The London Chorus is an amateur choir which regularly rehearses and performs in London . It performs a wide range of classical music from well known favourites such as Fauré's Requiem & Elgar's The Dream of Gerontius, lesser known gems including Herbert Howells'
Hymnus Paradisi & Alexander L'Estrange's 'Zimbe' and world premieres

In recent years the Chorus has sung with numerous noted soloists including Roderick Williams, Lucy Crowe, Nicky Spence & Katherine Jenkins.

As one of London's leading choirs it frequently performs in the city's most prestigious venues such as the Royal Albert Hall, the Barbican, Royal Festival Hall & Cadogan Hall.

The Chorus has performed internationally conducting tours to South Africa, Italy and Poland.

The Chorus's music director is William Vann. Its patron is the Duke of Gloucester, with Roderick Williams, Mary Bevan and Petroc Trelawny as vice patrons.

==Rehearsals==
The Chorus rehearses in South Kensington on Tuesday evenings.

==History==
The London Chorus was founded in 1903 by Arthur Fagge as the London Choral Society. Its first concert was a performance of Sullivan's The Golden Legend in October 1903. The following February the choir gave the second London performance of Elgar's The Dream of Gerontius.

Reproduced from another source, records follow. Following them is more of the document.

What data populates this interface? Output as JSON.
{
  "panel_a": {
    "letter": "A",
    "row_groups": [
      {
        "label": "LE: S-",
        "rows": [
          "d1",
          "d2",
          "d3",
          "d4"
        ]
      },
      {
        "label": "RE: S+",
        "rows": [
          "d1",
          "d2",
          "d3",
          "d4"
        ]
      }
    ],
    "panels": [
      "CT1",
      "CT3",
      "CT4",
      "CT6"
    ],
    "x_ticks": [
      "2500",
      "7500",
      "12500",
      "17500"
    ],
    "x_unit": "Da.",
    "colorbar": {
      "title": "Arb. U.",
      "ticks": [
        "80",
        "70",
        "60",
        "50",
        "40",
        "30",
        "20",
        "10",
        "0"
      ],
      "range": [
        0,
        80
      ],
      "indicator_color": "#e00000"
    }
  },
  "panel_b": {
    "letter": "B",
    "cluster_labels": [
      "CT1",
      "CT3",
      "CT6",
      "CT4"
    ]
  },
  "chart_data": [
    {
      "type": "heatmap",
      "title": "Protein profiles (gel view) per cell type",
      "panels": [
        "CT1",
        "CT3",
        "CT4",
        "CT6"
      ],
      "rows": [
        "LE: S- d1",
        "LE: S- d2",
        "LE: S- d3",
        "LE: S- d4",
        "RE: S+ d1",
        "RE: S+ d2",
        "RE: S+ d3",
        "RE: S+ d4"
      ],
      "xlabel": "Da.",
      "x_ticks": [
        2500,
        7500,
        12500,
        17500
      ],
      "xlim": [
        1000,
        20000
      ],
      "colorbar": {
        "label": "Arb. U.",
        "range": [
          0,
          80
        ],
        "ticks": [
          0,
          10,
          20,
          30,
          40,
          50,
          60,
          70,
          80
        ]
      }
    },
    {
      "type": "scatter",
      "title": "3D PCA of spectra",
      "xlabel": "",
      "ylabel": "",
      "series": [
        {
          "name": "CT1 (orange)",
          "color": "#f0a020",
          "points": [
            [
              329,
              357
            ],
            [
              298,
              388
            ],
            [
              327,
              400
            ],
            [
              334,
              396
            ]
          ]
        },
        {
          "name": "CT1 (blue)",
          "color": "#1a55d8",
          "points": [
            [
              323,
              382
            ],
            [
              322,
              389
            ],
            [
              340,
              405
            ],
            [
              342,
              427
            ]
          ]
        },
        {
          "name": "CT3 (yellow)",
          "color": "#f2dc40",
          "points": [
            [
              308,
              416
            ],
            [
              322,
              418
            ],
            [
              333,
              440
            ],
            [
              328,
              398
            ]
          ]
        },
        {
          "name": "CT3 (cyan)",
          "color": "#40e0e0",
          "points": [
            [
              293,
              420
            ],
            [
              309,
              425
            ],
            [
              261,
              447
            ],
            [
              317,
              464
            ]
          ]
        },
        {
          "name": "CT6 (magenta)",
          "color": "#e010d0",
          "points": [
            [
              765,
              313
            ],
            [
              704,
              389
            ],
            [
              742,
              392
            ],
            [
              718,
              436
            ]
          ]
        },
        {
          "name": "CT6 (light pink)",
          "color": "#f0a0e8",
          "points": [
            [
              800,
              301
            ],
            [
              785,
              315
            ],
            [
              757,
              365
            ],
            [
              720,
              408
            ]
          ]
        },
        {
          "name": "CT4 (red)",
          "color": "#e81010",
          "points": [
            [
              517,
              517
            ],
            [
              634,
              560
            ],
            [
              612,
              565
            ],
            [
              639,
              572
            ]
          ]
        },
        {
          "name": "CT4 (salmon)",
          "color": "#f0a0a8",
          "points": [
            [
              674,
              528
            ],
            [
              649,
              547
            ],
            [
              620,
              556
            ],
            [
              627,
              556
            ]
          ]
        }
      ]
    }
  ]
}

In October 2000, the choir changed its name to The London Chorus, performing its inaugural concert, Delius's A Mass of Life, at the Royal Festival Hall.

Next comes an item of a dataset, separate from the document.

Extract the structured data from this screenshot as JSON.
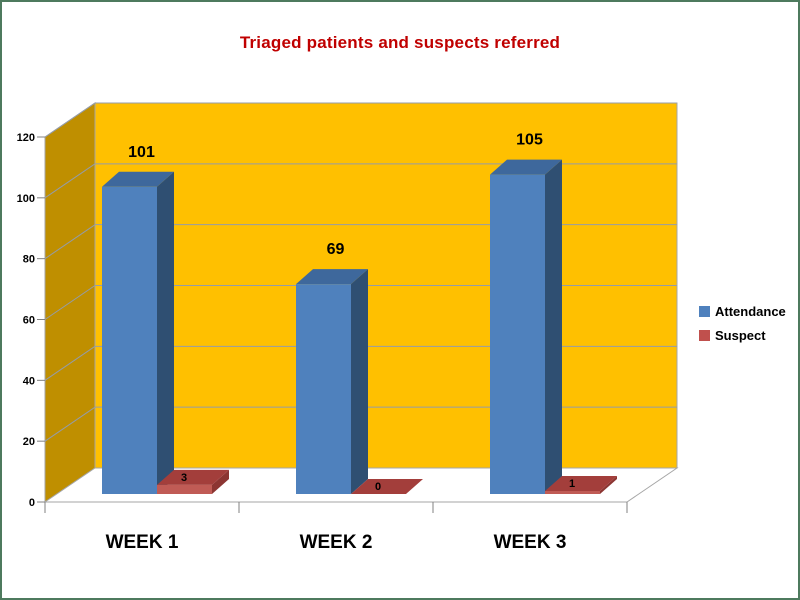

In 2012 the Chorus performed at the opening ceremony of the London Paralympic Games. In 2018 they took part in the Festival of Remembrance at the Royal Albert Hall in the presence of Queen Elizabeth II to commemorate the 100th anniversary of the end of the First World War.

Sir Simon Rattle, Dame Jane Glover and Ronald Corp OBE have all previously served as the chorus' Music Director.